Tuesday, December 19, 2006

Kerala seeks to improve public hygiene

The Kerala government has adopted a new step to improve public hygiene.

It has issued an order following another High Court directive asking people to refrain from spitting or blowing their nose in public.

Moreover, the order says that one can't even sneeze or cough in public without covering one's face. Strangely, it needed a government order to make people understand this.

In fact, people still continue to smoke at public places like bus-stops in Thiruvananthapuram, openly violating a ban imposed on smoking in public places by the Kerala High Court in 1999.

The government order also has its opponents - among them is 67-year-old watchman Karunakaran.

"Suppose a 70-80 year old man develops coughing and he has to spit. Where will he go? You can't walk with the phlegm in the mouth. It is not practical," said Karunakaran, Watchman.

However, there are also those who support the order.

"Sometimes one feels that certain court orders are out of touch with reality. But this is necessary. In public places such behaviour is unacceptable," said Paloli Mohammed Kutty, Local Self-Government Minister.

The rationale is that public hygiene is as important as personal hygiene.

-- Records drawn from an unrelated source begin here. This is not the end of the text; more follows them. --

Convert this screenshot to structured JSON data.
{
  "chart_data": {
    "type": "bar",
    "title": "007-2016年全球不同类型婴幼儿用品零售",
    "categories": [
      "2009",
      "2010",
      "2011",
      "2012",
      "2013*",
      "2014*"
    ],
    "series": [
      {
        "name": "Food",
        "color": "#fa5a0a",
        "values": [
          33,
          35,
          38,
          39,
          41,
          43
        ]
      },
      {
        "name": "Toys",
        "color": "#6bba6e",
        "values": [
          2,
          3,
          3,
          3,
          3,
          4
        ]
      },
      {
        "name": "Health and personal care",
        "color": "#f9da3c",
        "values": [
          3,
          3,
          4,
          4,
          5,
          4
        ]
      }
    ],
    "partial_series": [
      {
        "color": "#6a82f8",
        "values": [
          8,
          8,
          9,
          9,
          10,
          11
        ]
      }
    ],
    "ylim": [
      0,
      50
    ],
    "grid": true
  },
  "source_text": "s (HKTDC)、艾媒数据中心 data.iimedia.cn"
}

To implement the order, the government will provide spittoons in all public places, install boards and banners asking people to desist from such behaviour, place advertisements in the media and start sensitizing schoolchildren.

"We should start with children. That will also help in making the parents conscious of civic sense," said Paloli Mohammed Kutty, Local-Self Government Minister.

While the government is fully aware of the practical difficulties involved in implementing such a decision, it is at least attempt to impart some kind of basic civic sense to the man on the street.